- Born: January 9, 1747 Geneva, Republic of Geneva
- Died: November 21, 1805 (aged 58) Geneva, Léman, French Empire
- Occupations: Lawyer, Prosecutor General, Politician, Writer
- Known for: Lettres africaines (1771), Abolitionist writings
- Parent(s): Jacob Butini Susanne Adrienne Françoise Rocca
- Relatives: Ami Butini (relative)

= Jean-François Butini =

Genevan lawyer, prosecutor general and politician (1747–1805)

Jean-François Butini (9 January 1747 – 21 November 1805) was a Genevan lawyer, prosecutor general, and politician who became notable for his early abolitionist writings. A member of an established Protestant family with numerous local notables, Butini combined a legal and political career with literary pursuits that reflected Enlightenment ideals.

== Early life and education ==
A citizen of the Republic of Geneva, Jean-François Butini was born into an ancient Protestant family that counted numerous local notables among its members. His father, Jacob Butini, was a merchant and member of the Council of Two Hundred, while his mother, Susanne Adrienne Françoise Rocca, was the daughter of a pastor. Butini received his education at the college and then at the Academy of Geneva, where he studied letters and philosophy.

== Career ==
=== Legal profession ===
Butini built his career in the judicial system, becoming a lawyer in 1769. He was appointed prosecutor general twice, in 1782 and 1791. In 1796, he co-authored a draft civil code project, contributing to legal reform efforts in the republic.

=== Political involvement ===
His political career began with his election to the Council of Two Hundred in 1775. Following the Genevan revolution of 1792, Butini served in the National Assembly in 1793, and later held positions in the Committee and Legislative Council in 1794 and 1795. He also served as castellan of Peney in 1777, and subsequently of Saint-Victor and Chapitre in 1779. Historical records indicate that Butini never married and left no descendants.

== Literary work and abolitionist thought ==
=== Lettres africaines ===
In 1771, Butini published an epistolary novel titled Lettres africaines; ou histoire de Phédima et d'Abensar (African Letters; or the story of Phédima and Abensar) in London, distributed in Paris by Nicolas-Augustin Delalain. Long forgotten, this work has recently attracted attention from historians for its early abolitionist themes.

The novel presents a love story between two young people set in an imaginary West African setting, whose destiny is destroyed when they become dehumanized victims of the Atlantic slave trade. The originality of this fiction lies in its incorporation of a detailed plan for the emancipation of enslaved people within the narrative structure.

=== Abolitionist philosophy ===
Butini's abolitionist project, notably developed despite his family connection to Ami Butini, a slave plantation owner, aimed to demonstrate that emancipation would benefit masters, colonial and metropolitan states, as well as the enslaved themselves. His argument centered on practical considerations: liberating enslaved people would prevent revolts that disrupted colonial production and threatened the lives of masters and the minority white population. Emancipated individuals would become faithful defenders of the colonies rather than dangerous enemies.

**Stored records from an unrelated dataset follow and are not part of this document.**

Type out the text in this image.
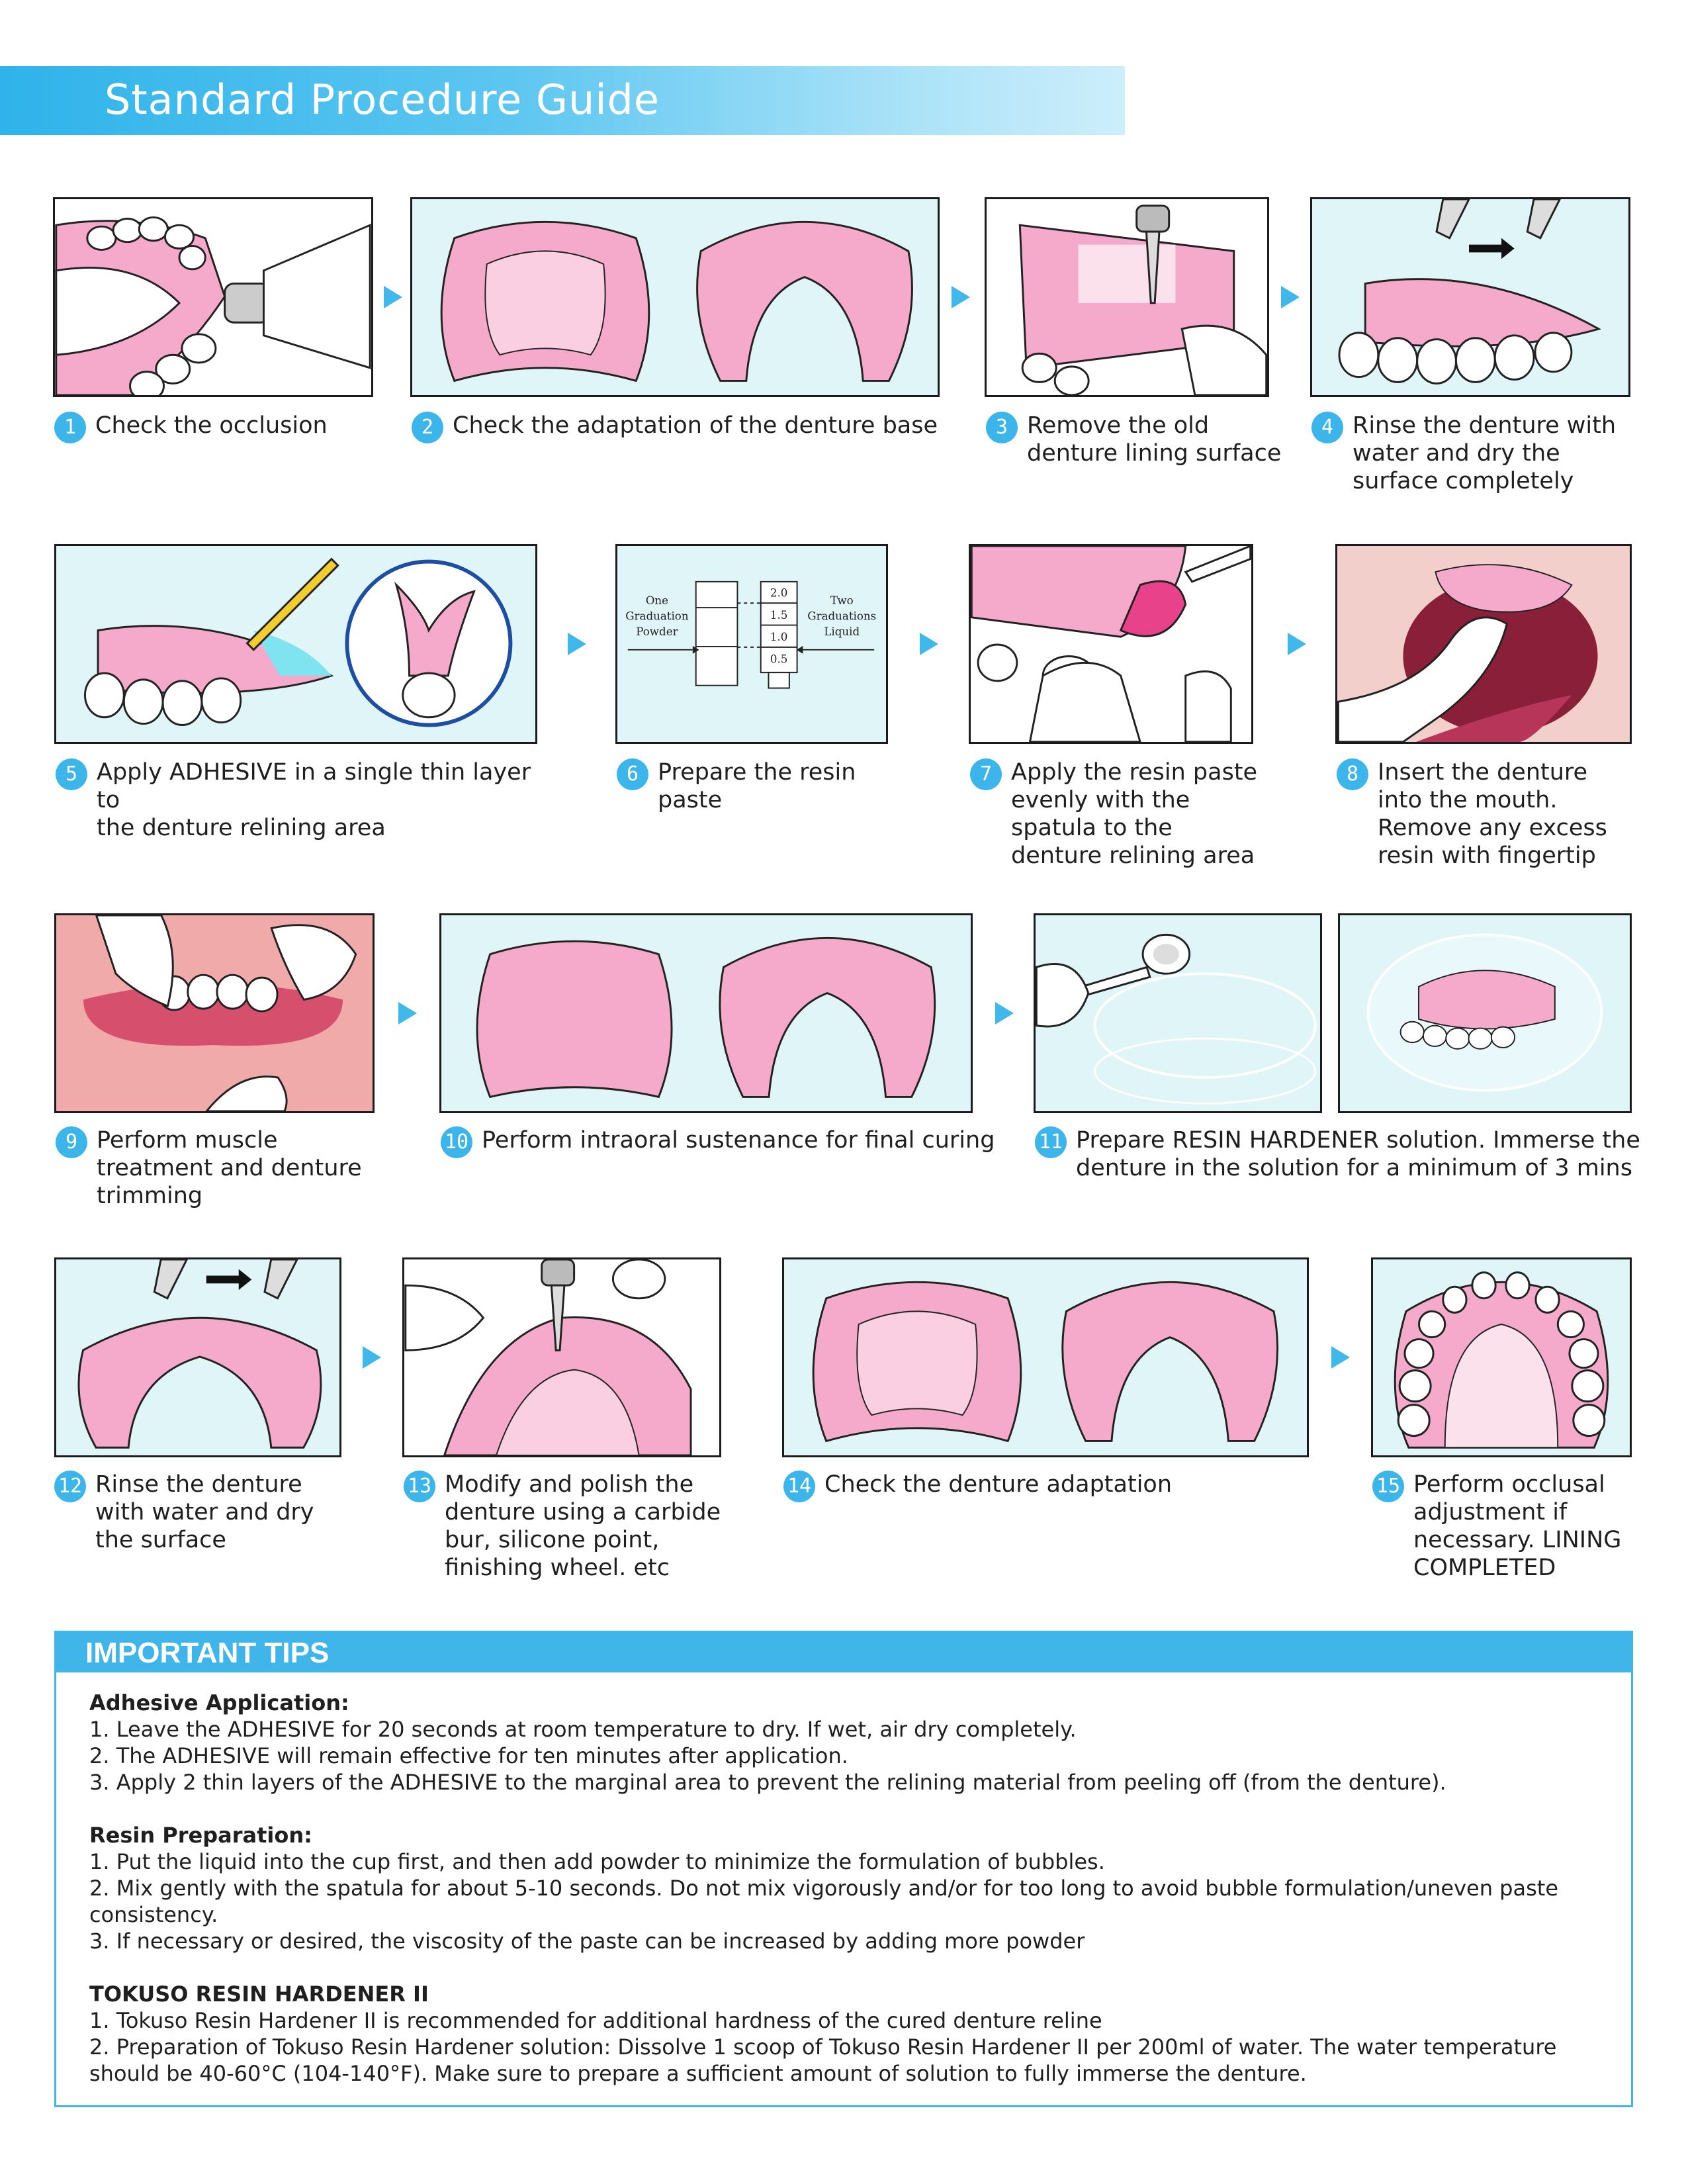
Standard Procedure Guide
1 Check the occlusion	2 Check the adaptation of the denture base	3 Remove the old
denture lining surface
4 Rinse the denture with
water and dry the
surface completely
One
Graduation
Powder
Two
Graduations
Liquid
2.0
1.5
1.0
0.5
5 Apply ADHESIVE in a single thin layer to
the denture relining area
6 Prepare the resin
paste
7 Apply the resin paste
evenly with the
spatula to the
denture relining area
8 Insert the denture
into the mouth.
Remove any excess
resin with fingertip
9 Perform muscle
treatment and denture
trimming
10 Perform intraoral sustenance for final curing 11 Prepare RESIN HARDENER solution. Immerse the
denture in the solution for a minimum of 3 mins
12 Rinse the denture
with water and dry
the surface
13 Modify and polish the
denture using a carbide
bur, silicone point,
finishing wheel. etc
14 Check the denture adaptation	15 Perform occlusal
adjustment if
necessary. LINING
COMPLETED
IMPORTANT TIPS
Adhesive Application:

1. Leave the ADHESIVE for 20 seconds at room temperature to dry. If wet, air dry completely.

2. The ADHESIVE will remain effective for ten minutes after application.

3. Apply 2 thin layers of the ADHESIVE to the marginal area to prevent the relining material from peeling off (from the denture).

Resin Preparation:

1. Put the liquid into the cup first, and then add powder to minimize the formulation of bubbles.

2. Mix gently with the spatula for about 5-10 seconds. Do not mix vigorously and/or for too long to avoid bubble formulation/uneven paste consistency.

3. If necessary or desired, the viscosity of the paste can be increased by adding more powder

TOKUSO RESIN HARDENER II

1. Tokuso Resin Hardener II is recommended for additional hardness of the cured denture reline

2. Preparation of Tokuso Resin Hardener solution: Dissolve 1 scoop of Tokuso Resin Hardener II per 200ml of water. The water temperature should be 40-60°C (104-140°F). Make sure to prepare a sufficient amount of solution to fully immerse the denture.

The economic dimension of his proposal suggested that freed, salaried Black workers would constitute a new market for metropolitan export industries. However, Butini's plan viewed the primary advantage for enslaved people not as gaining freedom or restored human dignity, but as increased life expectancy through reduced mortality rates. This perspective reflected an emancipation viewed through the lens of masters' interests, who would be relieved of the repeated and expensive purchases of captives taken from Africa.

=== Radical and conservative elements ===
Butini's program contained a paradoxical mixture of radicalism and conservatism. Unlike most abolitionists of his era who envisioned a gradual exit from slavery, with future freed people required to purchase their freedom by working several years without compensation for their masters, Butini conceived of abolition as immediate and unconditional. On this point, he was unquestionably ahead of his time.

Conversely, he aligned with the well-populated category of abolitionist defenders of colonialism. He was convinced that to preserve the class advantages that the colonial system reserved for them, white elites had every interest in renouncing part of their absolutism by embracing the abolitionist cause.

== Works ==

- Lettres africaines; ou histoire de Phédima et d'Abensar (1771)
- Projet de code civil, précédé d'un rapport lu au Conseil législatif (with others, 1796)

== Bibliography ==
- Charara, Youmna (ed.): Fictions coloniales du XVIIIe siècle. Ziméo. Lettres africaines. Adonis, ou le bon nègre, anecdote coloniale, 2005, pp. 79–170.
- Etemad, Bouda: De Rousseau à Dunant. La colonisation et l'esclavage vus de Genève, 2022, pp. 20–33.